Write-through: the cache is updated in lockstep with the database
Every write goes through the cache, which updates itself and the database synchronously, together, before the write is considered complete.
async function updateUserWriteThrough(id, changes) {
const updated = await db.update("users", id, changes);
await cache.set(`user:${id}`, updated); // cache and DB updated together, in the write path
return updated;
}
- Pro: the cache is never stale — a read right after a write always sees the new value, because the cache was updated as part of the write itself.
- Con: every write now pays the latency of two operations (cache write plus database write) instead of one, and data that's written but never read still occupies cache space — write-through caches everything that's written, not just what's requested.
Write-back (write-behind): the cache absorbs writes, the database catches up later
Writes go to the cache only, immediately returning success, and the cache asynchronously flushes changes to the database later — either on a timer or when a slot needs to evict.
async function updateUserWriteBack(id, changes) {
await cache.set(`user:${id}`, { ...changes, dirty: true });
return { success: true }; // returns before the DB write happens
// a background worker periodically flushes dirty entries to the database
}
- Pro: write latency is as fast as the cache itself — the database's latency is completely removed from the write's critical path. This also lets you batch and coalesce writes: ten rapid updates to the same key become one database write instead of ten.
- Con: genuinely risky — if the cache crashes or the process dies before the flush happens, unflushed writes are lost, because the cache was the only place they existed. This strategy is only appropriate when the cache has its own durability (persistence, replication) or the data can tolerate loss.
Comparing the three
| Cache-aside | Write-through | Write-back | |
|---|---|---|---|
| Write latency | Fast (cache untouched on write) | Slow (cache + DB, synchronously) | Fastest (cache only, DB deferred) |
| Read-after-write consistency | Risk of stale read if invalidation lags | Always fresh | Always fresh (reads hit the cache) |
| Data loss risk | None — DB is always the source of truth | None — DB updated synchronously | Real, if the cache fails before flushing |
| Wasted cache space | None — only requested keys cached | Yes — everything written gets cached | Yes — everything written gets cached |
Picking one
- Cache-aside is the default for most read-heavy web applications — Redis or Memcached in front of a relational database, populated on-demand. It's forgiving of cache outages and doesn't cache data nobody asked for.

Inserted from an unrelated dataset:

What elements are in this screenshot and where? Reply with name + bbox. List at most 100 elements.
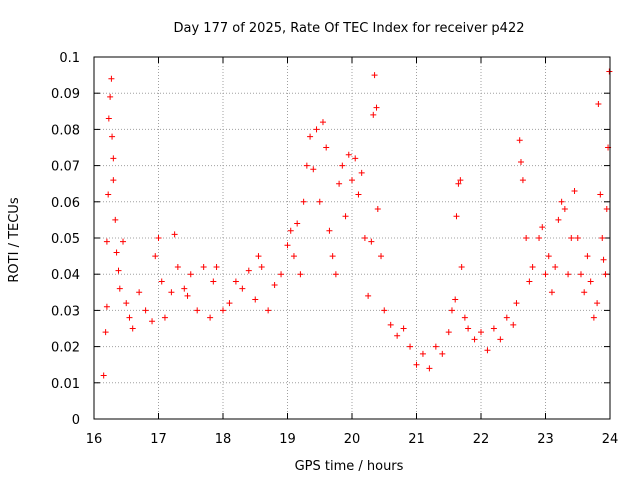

- Write-through earns its extra write latency when read-after-write freshness matters more than write speed — session state, user-facing data where "I just saved this and it shows the old value" is a visible bug.
- Write-back is reserved for cases where write throughput is the bottleneck and the cache itself is durable enough to trust — CPU cache layers, some storage engines, and systems explicitly built with replication or a write-ahead log underneath the cache tier to eliminate the data-loss risk.
They're also not mutually exclusive within one system — it's common to use cache-aside for most entities and write-through specifically for the handful of fields where staleness would be user-visible.
Wrap-up
The question a caching strategy actually answers isn't "should I cache this," it's "when does the cache get populated, and what happens to the database on a write." Cache-aside keeps writes cheap and the cache lean at the cost of occasional stale reads; write-through keeps the cache always fresh at the cost of slower writes; write-back makes writes nearly free by deferring the database entirely, at the cost of real data-loss risk if the cache fails first. None of the three is universally "correct" — the right one depends on whether your system can tolerate stale reads, slow writes, or occasional loss, in that order of severity.